Sommet Social – 5 octobre 2016 : intervention de Philippe VAN MUYLDER, président du CESRBC

Sommet Social – 5 octobre 2016 :
intervention de Philippe VAN MUYLDER, président du CESRBC

Le 21 juin dernier, à l’occasion du précédent Sommet social, les interlocuteurs sociaux relevaient que le dialogue économique et social évoluait de manière positive en Région bruxelloise.

Et, à propos des Priorités partagées, ils disaient leur conviction qu’il nous revenait (gouvernement et interlocuteurs sociaux) « de bien saisir l’opportunité qui nous (était) offerte pour développer ce nouveau mode d’élaboration des normes bruxelloises ».

Aujourd’hui, le Conseil économique et social n’a pas changé d’avis : il souhaite que cette méthode, cet état d’esprit, cette collaboration avec le gouvernement continuent de produire des fruits.

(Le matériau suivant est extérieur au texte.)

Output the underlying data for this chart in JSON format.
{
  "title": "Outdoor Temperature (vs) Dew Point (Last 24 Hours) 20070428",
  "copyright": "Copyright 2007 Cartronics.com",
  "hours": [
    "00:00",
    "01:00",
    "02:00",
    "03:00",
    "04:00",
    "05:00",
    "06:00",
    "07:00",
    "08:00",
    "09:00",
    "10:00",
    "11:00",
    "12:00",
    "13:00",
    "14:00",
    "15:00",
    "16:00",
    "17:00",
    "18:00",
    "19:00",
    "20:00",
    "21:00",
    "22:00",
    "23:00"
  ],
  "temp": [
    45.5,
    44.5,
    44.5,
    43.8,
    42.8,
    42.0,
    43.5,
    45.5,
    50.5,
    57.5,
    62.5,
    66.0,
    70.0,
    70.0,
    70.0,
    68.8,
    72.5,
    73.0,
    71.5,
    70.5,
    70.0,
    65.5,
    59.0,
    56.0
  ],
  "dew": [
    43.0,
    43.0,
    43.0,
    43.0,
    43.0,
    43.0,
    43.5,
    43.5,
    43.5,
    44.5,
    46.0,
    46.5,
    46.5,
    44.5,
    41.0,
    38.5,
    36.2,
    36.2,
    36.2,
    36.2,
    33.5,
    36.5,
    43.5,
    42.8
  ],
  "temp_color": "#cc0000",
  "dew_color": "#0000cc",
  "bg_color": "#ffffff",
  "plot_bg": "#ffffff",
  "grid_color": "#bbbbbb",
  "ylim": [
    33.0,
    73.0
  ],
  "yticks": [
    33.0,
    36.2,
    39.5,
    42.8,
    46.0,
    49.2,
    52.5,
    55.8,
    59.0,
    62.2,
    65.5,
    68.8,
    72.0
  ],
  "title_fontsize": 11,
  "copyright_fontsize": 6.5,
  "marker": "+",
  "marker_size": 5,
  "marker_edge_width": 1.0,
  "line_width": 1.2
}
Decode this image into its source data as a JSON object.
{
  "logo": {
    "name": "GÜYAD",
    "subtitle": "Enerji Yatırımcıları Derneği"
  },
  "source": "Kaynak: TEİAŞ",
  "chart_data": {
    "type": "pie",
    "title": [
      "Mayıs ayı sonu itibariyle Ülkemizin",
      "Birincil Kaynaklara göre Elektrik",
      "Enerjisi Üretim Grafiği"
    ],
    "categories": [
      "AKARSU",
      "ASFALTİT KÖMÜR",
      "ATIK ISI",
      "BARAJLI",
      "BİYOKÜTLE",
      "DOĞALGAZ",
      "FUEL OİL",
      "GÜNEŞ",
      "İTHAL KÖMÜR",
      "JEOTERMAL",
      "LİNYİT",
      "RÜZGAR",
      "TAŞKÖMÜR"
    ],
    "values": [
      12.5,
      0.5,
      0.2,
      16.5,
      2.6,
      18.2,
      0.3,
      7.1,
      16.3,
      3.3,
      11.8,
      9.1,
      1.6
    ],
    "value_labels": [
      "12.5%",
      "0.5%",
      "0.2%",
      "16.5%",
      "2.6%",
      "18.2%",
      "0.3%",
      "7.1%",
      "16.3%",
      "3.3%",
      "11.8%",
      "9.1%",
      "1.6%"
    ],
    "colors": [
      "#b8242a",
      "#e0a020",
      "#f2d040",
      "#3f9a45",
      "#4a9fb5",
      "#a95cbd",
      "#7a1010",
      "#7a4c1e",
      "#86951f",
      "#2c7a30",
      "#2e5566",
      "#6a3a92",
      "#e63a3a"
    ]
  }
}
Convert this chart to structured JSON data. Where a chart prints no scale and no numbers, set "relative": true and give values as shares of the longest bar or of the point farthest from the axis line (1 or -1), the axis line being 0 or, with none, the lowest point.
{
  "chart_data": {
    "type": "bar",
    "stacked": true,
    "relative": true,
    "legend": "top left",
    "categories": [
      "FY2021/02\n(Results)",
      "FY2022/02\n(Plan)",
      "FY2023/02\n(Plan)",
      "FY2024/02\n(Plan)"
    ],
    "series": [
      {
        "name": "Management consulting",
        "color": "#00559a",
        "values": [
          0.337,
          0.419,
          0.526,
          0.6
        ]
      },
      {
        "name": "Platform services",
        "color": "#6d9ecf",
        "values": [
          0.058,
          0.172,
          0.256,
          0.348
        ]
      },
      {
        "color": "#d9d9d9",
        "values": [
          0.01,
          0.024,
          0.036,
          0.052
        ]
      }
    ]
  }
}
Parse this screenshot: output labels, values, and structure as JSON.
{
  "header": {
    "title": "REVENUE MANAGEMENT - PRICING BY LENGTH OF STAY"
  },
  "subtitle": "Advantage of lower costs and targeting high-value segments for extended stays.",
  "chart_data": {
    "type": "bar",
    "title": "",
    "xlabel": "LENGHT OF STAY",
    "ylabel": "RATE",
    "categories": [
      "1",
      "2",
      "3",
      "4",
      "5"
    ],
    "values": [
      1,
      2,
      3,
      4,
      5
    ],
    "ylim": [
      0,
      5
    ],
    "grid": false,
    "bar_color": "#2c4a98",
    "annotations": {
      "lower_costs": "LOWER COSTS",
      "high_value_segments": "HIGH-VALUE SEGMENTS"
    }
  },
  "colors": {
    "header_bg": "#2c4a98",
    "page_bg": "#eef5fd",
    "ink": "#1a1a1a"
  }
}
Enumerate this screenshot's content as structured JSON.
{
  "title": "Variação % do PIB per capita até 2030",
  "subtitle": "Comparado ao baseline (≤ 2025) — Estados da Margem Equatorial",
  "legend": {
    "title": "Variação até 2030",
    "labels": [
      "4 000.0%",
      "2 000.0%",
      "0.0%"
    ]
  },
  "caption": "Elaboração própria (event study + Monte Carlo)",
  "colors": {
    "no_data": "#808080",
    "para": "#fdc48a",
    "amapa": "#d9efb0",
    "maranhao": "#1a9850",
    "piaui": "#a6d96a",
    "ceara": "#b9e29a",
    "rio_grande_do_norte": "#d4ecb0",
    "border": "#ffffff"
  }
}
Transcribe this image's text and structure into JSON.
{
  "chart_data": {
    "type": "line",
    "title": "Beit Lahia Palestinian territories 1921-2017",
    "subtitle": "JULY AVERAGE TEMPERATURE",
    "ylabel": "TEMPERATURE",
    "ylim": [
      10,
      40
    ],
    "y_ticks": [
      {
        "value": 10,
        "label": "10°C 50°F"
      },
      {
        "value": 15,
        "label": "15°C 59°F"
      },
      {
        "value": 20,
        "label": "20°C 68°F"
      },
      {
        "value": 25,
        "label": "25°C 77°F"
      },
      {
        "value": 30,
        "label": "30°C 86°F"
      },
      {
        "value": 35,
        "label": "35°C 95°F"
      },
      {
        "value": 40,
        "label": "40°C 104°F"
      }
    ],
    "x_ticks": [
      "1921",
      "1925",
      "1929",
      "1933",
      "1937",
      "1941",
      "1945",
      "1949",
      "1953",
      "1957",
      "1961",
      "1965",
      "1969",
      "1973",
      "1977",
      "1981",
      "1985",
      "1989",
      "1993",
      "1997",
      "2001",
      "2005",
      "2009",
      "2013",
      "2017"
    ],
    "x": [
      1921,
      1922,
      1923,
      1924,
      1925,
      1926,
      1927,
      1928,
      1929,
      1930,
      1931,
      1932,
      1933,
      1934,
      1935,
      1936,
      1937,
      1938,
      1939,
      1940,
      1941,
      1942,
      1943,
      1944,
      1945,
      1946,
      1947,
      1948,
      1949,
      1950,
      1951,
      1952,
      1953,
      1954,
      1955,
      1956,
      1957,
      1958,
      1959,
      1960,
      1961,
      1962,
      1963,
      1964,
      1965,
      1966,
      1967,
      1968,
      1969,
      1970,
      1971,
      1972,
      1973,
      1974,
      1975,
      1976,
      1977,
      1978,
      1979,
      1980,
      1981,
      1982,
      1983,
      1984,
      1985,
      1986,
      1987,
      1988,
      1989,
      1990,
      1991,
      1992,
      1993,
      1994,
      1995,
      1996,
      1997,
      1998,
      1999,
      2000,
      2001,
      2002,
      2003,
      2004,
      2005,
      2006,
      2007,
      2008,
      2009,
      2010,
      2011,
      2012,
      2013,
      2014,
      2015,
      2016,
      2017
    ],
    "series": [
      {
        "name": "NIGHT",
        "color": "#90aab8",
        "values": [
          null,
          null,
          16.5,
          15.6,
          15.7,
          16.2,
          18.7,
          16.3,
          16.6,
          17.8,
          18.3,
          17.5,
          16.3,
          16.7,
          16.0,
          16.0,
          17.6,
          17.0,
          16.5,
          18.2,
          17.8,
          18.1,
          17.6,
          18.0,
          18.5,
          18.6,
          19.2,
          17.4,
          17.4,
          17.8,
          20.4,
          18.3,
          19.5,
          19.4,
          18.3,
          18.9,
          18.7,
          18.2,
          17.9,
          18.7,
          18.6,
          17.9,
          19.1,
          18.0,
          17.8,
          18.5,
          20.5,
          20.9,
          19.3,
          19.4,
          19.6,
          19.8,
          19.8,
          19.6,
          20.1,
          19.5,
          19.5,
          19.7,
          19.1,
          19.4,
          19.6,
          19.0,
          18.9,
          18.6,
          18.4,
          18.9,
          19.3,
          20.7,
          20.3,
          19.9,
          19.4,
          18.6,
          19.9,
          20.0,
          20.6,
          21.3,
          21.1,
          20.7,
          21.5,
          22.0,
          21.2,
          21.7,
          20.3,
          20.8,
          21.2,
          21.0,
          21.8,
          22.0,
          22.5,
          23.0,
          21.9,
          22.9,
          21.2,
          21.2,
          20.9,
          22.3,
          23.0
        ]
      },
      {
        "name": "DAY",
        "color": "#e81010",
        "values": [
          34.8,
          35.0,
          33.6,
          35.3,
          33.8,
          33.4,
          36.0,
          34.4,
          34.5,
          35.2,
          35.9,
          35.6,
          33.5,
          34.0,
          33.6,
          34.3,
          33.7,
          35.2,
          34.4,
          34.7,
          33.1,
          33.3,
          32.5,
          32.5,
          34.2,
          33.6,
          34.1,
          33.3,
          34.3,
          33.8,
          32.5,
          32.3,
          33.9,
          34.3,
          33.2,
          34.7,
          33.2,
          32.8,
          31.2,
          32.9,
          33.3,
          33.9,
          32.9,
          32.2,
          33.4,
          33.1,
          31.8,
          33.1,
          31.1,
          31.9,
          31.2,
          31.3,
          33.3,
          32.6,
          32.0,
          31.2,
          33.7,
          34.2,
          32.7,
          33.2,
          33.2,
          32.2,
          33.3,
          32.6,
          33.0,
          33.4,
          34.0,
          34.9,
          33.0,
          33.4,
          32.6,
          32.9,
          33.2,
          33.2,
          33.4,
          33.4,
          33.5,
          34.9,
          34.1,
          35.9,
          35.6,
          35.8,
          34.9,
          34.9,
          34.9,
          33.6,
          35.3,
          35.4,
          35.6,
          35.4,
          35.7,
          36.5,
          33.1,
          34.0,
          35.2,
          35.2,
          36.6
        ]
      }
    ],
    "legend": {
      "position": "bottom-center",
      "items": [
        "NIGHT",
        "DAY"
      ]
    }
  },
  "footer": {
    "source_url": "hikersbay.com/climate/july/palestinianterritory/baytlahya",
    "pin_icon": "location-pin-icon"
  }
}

Les conditions de possibilité d’un tel dialogue fructueux sont au nombre de deux : l’écoute et le respect mutuels.

Du côté du respect, pas de problème, me semble-t-il.

Notamment parce que nous savons que le gouvernement bruxellois est légitime et que même la méthodologie des Priorités partagées ne crée pas, dans son chef, une sorte d’« obligation de résultat » de la concertation sociale, en manière telle qu’il est parfaitement fondé à décider autre chose que ce lui demandent, même de façon unanime, les interlocuteurs sociaux.

Du côté de l’écoute mutuelle, en revanche, il n’a échappé à personne qu’il y avait eu plusieurs problèmes.

En effet, la Stratégie 2025, si elle ne crée pas d’obligation de résultat, n’en crée pas moins, tant dans le chef du gouvernement que des interlocuteurs sociaux, une sérieuse obligation de moyen :

une obligation de s’écouter attentivement et de donner toutes les chances au dialogue tripartite, dont nous savons et disons tous

qu’il est une des conditions de possibilité d’un redéploiement économique et social de notre Région.

Or, force fut de constater que les points d’attention que nous avions soulevés le 21 juin (puis le 22, dans un courrier au chef du gouvernement) avaient certes fait l’objet, le 29 juillet, d’un courrier du Ministre-Président mais n’avaient reçu…aucun commencement d’exécution.

Afin de ne pas occulter les résultats tangibles et positifs de la Stratégie 2025, le Conseil a donc demandé, au cours des réunions préparatoires à ce Sommet, d’apporter les réponses et mises en œuvre requises à propos de plusieurs dossiers :

les politiques

post-attentats

(aux marges, il est vrai,

de la S2025)

avec une demande de prolongation des mesures régionales
les politiques de reconversion avec la demande précise d’ajouter aux priorités 2016-2017 la mesure 13 de l’objectif 5 de l’Axe 2 (‘création de véritables cellules de reconversion emploi-formation, avec la participation active des organisations syndicales sectorielles’).
les dossiers, aussi, qui ont fait l’objet, en juin et en juillet, de l’échange de courrier avec le Ministre-Président
  • la politique groupes-cibles (timing & phasing-out)
  • la participation des IS à la gestion  du Port de Bruxelles (la question de l’AREC étant désormais réglée)
  • un traitement en priorité partagée des politiques de mobilité
  • ainsi qu’une écoute (désormais) attentive des recommandations des IS en matière de fiscalité régionale…
enfin, à nouveau aux marges de la S2025, le Conseil a demandé une plus grande implication des IS interprofessionnels dans la mise en place d’Iriscare et dans le Plan régional « santé, aide aux personnes ».

Vos collaborateurs ont bien voulu apporter plusieurs réponses attendues au cours des réunions préparatoires du Sommet.

Nous vous remercions pour les réponses apportées.

Pour cet exercice 2016-2017, nos préoccupations vont essentiellement à la manière dont nous serons associés aux concertations relatives au Plan régional de développement durable.

A ce stade, nous souhaitons confirmer notre intérêt pour une réflexion commune en matière, notamment,

  • de grands investissements (objectif 6),
  • de commerce (objectif 8)
  • et des 10 domaines prioritaires de l’objectif 10 (industrie, tourisme, économie numérique, etc.).